Figures presented Tuesday by hospital Chief Financial Officer Dawne Holmes show a loss of $317,641 in March, compared with the $758,890 loss posted for March 2018. Halfway through the 2019 fiscal year, the hospital has lost $2.78 million, which is a $1.1 million improvement over the $3.88 million lost in the same period the previous year.

The improvement in March occurred mostly due to a reduction in expenses, which fell from $10.6 million in 2018 to $9.76 million this year. Meanwhile, revenue also dipped from $9.76 million in March 2018 to $9.38 million this year.

 Holmes told the board the hospital’s cash on hand has increased every month since the beginning of the year, from $21.02 million at the end of January, to $21.12 million at the end of February, and $22.43 million at the end of March.

“We obviously have a lot to work on, but we’re definitely going in the right direction,” Holmes said.

The same problems persist for the hospital, with gross patient revenue running behind last year’s. One major area trailing revenue from 2018 is the hospital’s operating room, the result of fewer surgical procedures performed  as the hospital seeks to add a general surgeon. In the first six months of the 2018 fiscal year, the operating room generated $19.2 million, compared with $15.7 million this fiscal year.

That decline was offset by increased revenue generated by emergency room treatment. Interim Chief Executive Officer Subho Basu presented a report elsewhere in the meeting that showed currently only 1 percent of people are leaving the emergency room without being treated, compared to 12% in previous years.

ER revenue in the first half of fiscal year 2019 was $19.7 million,

compared with $14.7 million in the previous period.

The cancer center performance was another bright spot in the report, with revenue generated so far in fiscal year 2019 running $2.5 million, compared with $651,919 the previous fiscal year.

In other business:

• The board voted to seek bids to replace the hospital’s cooling tower and chillers on its aging air-conditioning system.

Engineers from Design Build and Engineering Services LLC told the board the systems had reached the end of their lifespan. As a result, the system continually springs leaks, has failed at different points during the year, and has also at times failed to reduce humidity levels in the hospital’s operating room, causing surgeries to be postponed.

From board approval to completion, the project is expected to take four months and cost an estimated $1 million.

• The board heard a presentation from Redmond Design Service LLC about developing a brand for the hospital and a marketing plan to advertise that brand in a bid to attract new patients. Jerry D. Redmond Jr., principal of the Memphis advertising and marketing company, said his firm would “turn Greenwood Leflore Hospital into a brand for care.”

While saying his company hadn’t represented a hospital before, he said Redmond Design Service has done work for Mississippi Valley State University, Jackson State University, a church in Southaven and a program to attract minorities to take part in clinical trials.
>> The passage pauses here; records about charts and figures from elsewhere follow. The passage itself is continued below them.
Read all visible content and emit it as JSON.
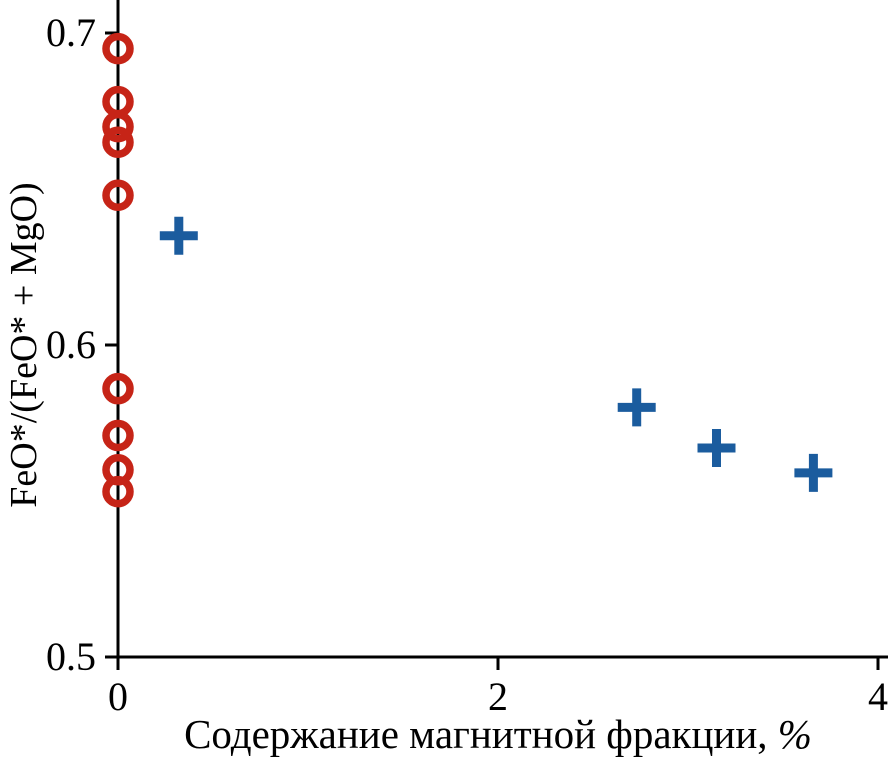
{
  "chart_data": {
    "type": "scatter",
    "title": "",
    "xlabel": "Содержание магнитной фракции, %",
    "ylabel": "FeO*/(FeO* + MgO)",
    "xlim": [
      0,
      4
    ],
    "ylim": [
      0.5,
      0.7
    ],
    "x_ticks": [
      0,
      2,
      4
    ],
    "y_ticks": [
      0.5,
      0.6,
      0.7
    ],
    "grid": false,
    "legend": "none",
    "background": "#ffffff",
    "axis_color": "#000000",
    "series": [
      {
        "name": "red-open-circles",
        "marker": "open-circle",
        "color": "#c62417",
        "points": [
          {
            "x": 0,
            "y": 0.695
          },
          {
            "x": 0,
            "y": 0.678
          },
          {
            "x": 0,
            "y": 0.67
          },
          {
            "x": 0,
            "y": 0.665
          },
          {
            "x": 0,
            "y": 0.648
          },
          {
            "x": 0,
            "y": 0.586
          },
          {
            "x": 0,
            "y": 0.571
          },
          {
            "x": 0,
            "y": 0.56
          },
          {
            "x": 0,
            "y": 0.553
          }
        ]
      },
      {
        "name": "blue-crosses",
        "marker": "plus",
        "color": "#1b5c9e",
        "points": [
          {
            "x": 0.32,
            "y": 0.635
          },
          {
            "x": 2.73,
            "y": 0.58
          },
          {
            "x": 3.15,
            "y": 0.567
          },
          {
            "x": 3.66,
            "y": 0.559
          }
        ]
      }
    ]
  }
}
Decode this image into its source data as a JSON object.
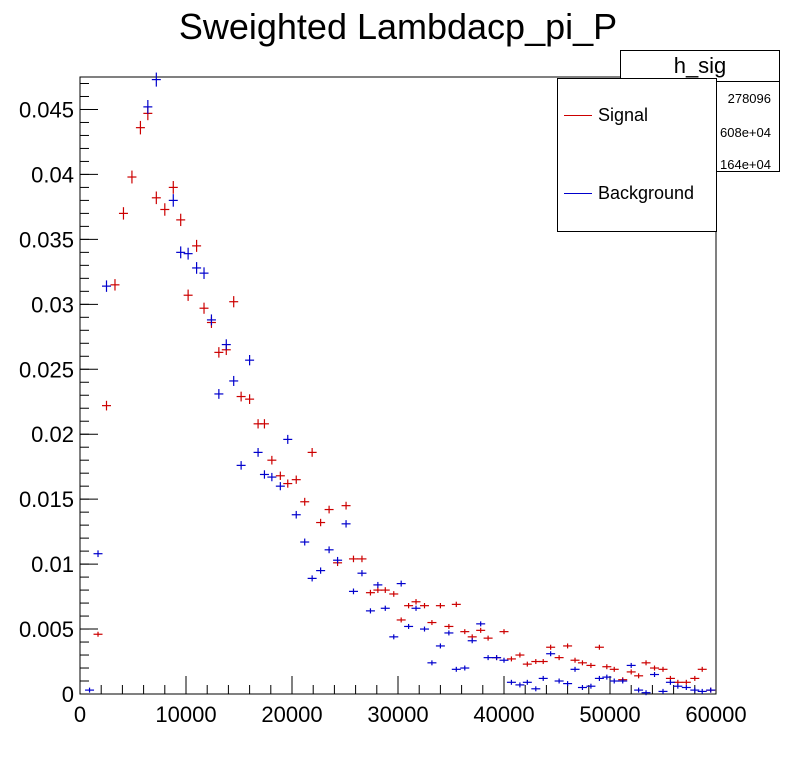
{
  "chart_data": {
    "type": "scatter",
    "title": "Sweighted Lambdacp_pi_P",
    "xlim": [
      0,
      60000
    ],
    "ylim": [
      0,
      0.0475
    ],
    "xticks": [
      0,
      10000,
      20000,
      30000,
      40000,
      50000,
      60000
    ],
    "xtick_labels": [
      "0",
      "10000",
      "20000",
      "30000",
      "40000",
      "50000",
      "60000"
    ],
    "yticks": [
      0,
      0.005,
      0.01,
      0.015,
      0.02,
      0.025,
      0.03,
      0.035,
      0.04,
      0.045
    ],
    "ytick_labels": [
      "0",
      "0.005",
      "0.01",
      "0.015",
      "0.02",
      "0.025",
      "0.03",
      "0.035",
      "0.04",
      "0.045"
    ],
    "legend_position": "top-right",
    "grid": false,
    "series": [
      {
        "name": "Signal",
        "color": "#cc0000",
        "points": [
          [
            1700,
            0.0046
          ],
          [
            2500,
            0.0222
          ],
          [
            3300,
            0.0315
          ],
          [
            4100,
            0.037
          ],
          [
            4900,
            0.0398
          ],
          [
            5700,
            0.0436
          ],
          [
            6400,
            0.0447
          ],
          [
            7200,
            0.0382
          ],
          [
            8000,
            0.0373
          ],
          [
            8800,
            0.039
          ],
          [
            9500,
            0.0365
          ],
          [
            10200,
            0.0307
          ],
          [
            11000,
            0.0345
          ],
          [
            11700,
            0.0297
          ],
          [
            12400,
            0.0286
          ],
          [
            13100,
            0.0263
          ],
          [
            13800,
            0.0265
          ],
          [
            14500,
            0.0302
          ],
          [
            15200,
            0.0229
          ],
          [
            16000,
            0.0227
          ],
          [
            16800,
            0.0208
          ],
          [
            17400,
            0.0208
          ],
          [
            18100,
            0.018
          ],
          [
            18900,
            0.0168
          ],
          [
            19600,
            0.0162
          ],
          [
            20400,
            0.0165
          ],
          [
            21200,
            0.0148
          ],
          [
            21900,
            0.0186
          ],
          [
            22700,
            0.0132
          ],
          [
            23500,
            0.0142
          ],
          [
            24300,
            0.0101
          ],
          [
            25100,
            0.0145
          ],
          [
            25800,
            0.0104
          ],
          [
            26600,
            0.0104
          ],
          [
            27400,
            0.0078
          ],
          [
            28100,
            0.008
          ],
          [
            28800,
            0.008
          ],
          [
            29600,
            0.0077
          ],
          [
            30300,
            0.0057
          ],
          [
            31000,
            0.0068
          ],
          [
            31700,
            0.0071
          ],
          [
            32500,
            0.0068
          ],
          [
            33200,
            0.0055
          ],
          [
            34000,
            0.0068
          ],
          [
            34800,
            0.0052
          ],
          [
            35500,
            0.0069
          ],
          [
            36300,
            0.0048
          ],
          [
            37000,
            0.0044
          ],
          [
            37800,
            0.0049
          ],
          [
            38500,
            0.0043
          ],
          [
            39300,
            0.0028
          ],
          [
            40000,
            0.0048
          ],
          [
            40700,
            0.0027
          ],
          [
            41500,
            0.003
          ],
          [
            42200,
            0.0023
          ],
          [
            43000,
            0.0025
          ],
          [
            43700,
            0.0025
          ],
          [
            44400,
            0.0036
          ],
          [
            45200,
            0.0028
          ],
          [
            46000,
            0.0037
          ],
          [
            46700,
            0.0026
          ],
          [
            47400,
            0.0024
          ],
          [
            48200,
            0.0022
          ],
          [
            49000,
            0.0036
          ],
          [
            49700,
            0.0021
          ],
          [
            50400,
            0.0019
          ],
          [
            51200,
            0.0011
          ],
          [
            52000,
            0.0017
          ],
          [
            52700,
            0.0014
          ],
          [
            53400,
            0.0024
          ],
          [
            54200,
            0.002
          ],
          [
            55000,
            0.0019
          ],
          [
            55700,
            0.0012
          ],
          [
            56400,
            0.0009
          ],
          [
            57200,
            0.0009
          ],
          [
            58000,
            0.0012
          ],
          [
            58700,
            0.0019
          ],
          [
            59500,
            0.0003
          ]
        ]
      },
      {
        "name": "Background",
        "color": "#0000cc",
        "points": [
          [
            900,
            0.0003
          ],
          [
            1700,
            0.0108
          ],
          [
            2500,
            0.0314
          ],
          [
            6400,
            0.0452
          ],
          [
            7200,
            0.0473
          ],
          [
            8800,
            0.038
          ],
          [
            9500,
            0.034
          ],
          [
            10200,
            0.0339
          ],
          [
            11000,
            0.0328
          ],
          [
            11700,
            0.0324
          ],
          [
            12400,
            0.0288
          ],
          [
            13100,
            0.0231
          ],
          [
            13800,
            0.0269
          ],
          [
            14500,
            0.0241
          ],
          [
            15200,
            0.0176
          ],
          [
            16000,
            0.0257
          ],
          [
            16800,
            0.0186
          ],
          [
            17400,
            0.0169
          ],
          [
            18100,
            0.0167
          ],
          [
            18900,
            0.016
          ],
          [
            19600,
            0.0196
          ],
          [
            20400,
            0.0138
          ],
          [
            21200,
            0.0117
          ],
          [
            21900,
            0.0089
          ],
          [
            22700,
            0.0095
          ],
          [
            23500,
            0.0111
          ],
          [
            24300,
            0.0103
          ],
          [
            25100,
            0.0131
          ],
          [
            25800,
            0.0079
          ],
          [
            26600,
            0.0093
          ],
          [
            27400,
            0.0064
          ],
          [
            28100,
            0.0084
          ],
          [
            28800,
            0.0066
          ],
          [
            29600,
            0.0044
          ],
          [
            30300,
            0.0085
          ],
          [
            31000,
            0.0052
          ],
          [
            31700,
            0.0066
          ],
          [
            32500,
            0.005
          ],
          [
            33200,
            0.0024
          ],
          [
            34000,
            0.0037
          ],
          [
            34800,
            0.0047
          ],
          [
            35500,
            0.0019
          ],
          [
            36300,
            0.002
          ],
          [
            37000,
            0.0041
          ],
          [
            37800,
            0.0054
          ],
          [
            38500,
            0.0028
          ],
          [
            39300,
            0.0028
          ],
          [
            40000,
            0.0026
          ],
          [
            40700,
            0.0009
          ],
          [
            41500,
            0.0007
          ],
          [
            42200,
            0.0009
          ],
          [
            43000,
            0.0004
          ],
          [
            43700,
            0.0012
          ],
          [
            44400,
            0.0031
          ],
          [
            45200,
            0.001
          ],
          [
            46000,
            0.0008
          ],
          [
            46700,
            0.0019
          ],
          [
            47400,
            0.0005
          ],
          [
            48200,
            0.0006
          ],
          [
            49000,
            0.0012
          ],
          [
            49700,
            0.0013
          ],
          [
            50400,
            0.001
          ],
          [
            51200,
            0.001
          ],
          [
            52000,
            0.0022
          ],
          [
            52700,
            0.0003
          ],
          [
            53400,
            0.0001
          ],
          [
            54200,
            0.0015
          ],
          [
            55000,
            0.0002
          ],
          [
            55700,
            0.0009
          ],
          [
            56400,
            0.0006
          ],
          [
            57200,
            0.0005
          ],
          [
            58000,
            0.0003
          ],
          [
            58700,
            0.0002
          ],
          [
            59500,
            0.0003
          ]
        ]
      }
    ]
  },
  "stats_box": {
    "name": "h_sig",
    "rows": [
      "278096",
      "608e+04",
      "164e+04"
    ]
  },
  "legend": {
    "items": [
      {
        "label": "Signal",
        "color": "#cc0000"
      },
      {
        "label": "Background",
        "color": "#0000cc"
      }
    ]
  }
}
Redmond proposed the hospital hire his company for the initial phase that would send a team to the hospital to research how employees view the hospital, collect success stories they have, and determine what attracts people to the hospital. That phase would take 30 work hours and cost $275 an hour, or $8,250 total.

Redmond said there would be two other phases to the program but didn’t associate costs with those phases.

• The board heard an update from consultant Janice Swan with Windham Brannon on improvements she has been able to institute in processes the hospital uses to get paid by patients and insurance companies. Since December, the collection percentages for the hospital have improved every month, she reported.

• Basu presented an extended discussion of work done by Vizient, a consulting firm the hospital contracted with to find areas in which it can improve operations and generate more revenue. The hospital is at the end of its contract, and Basu told the board the improvements are working “and it’s not going to stop.”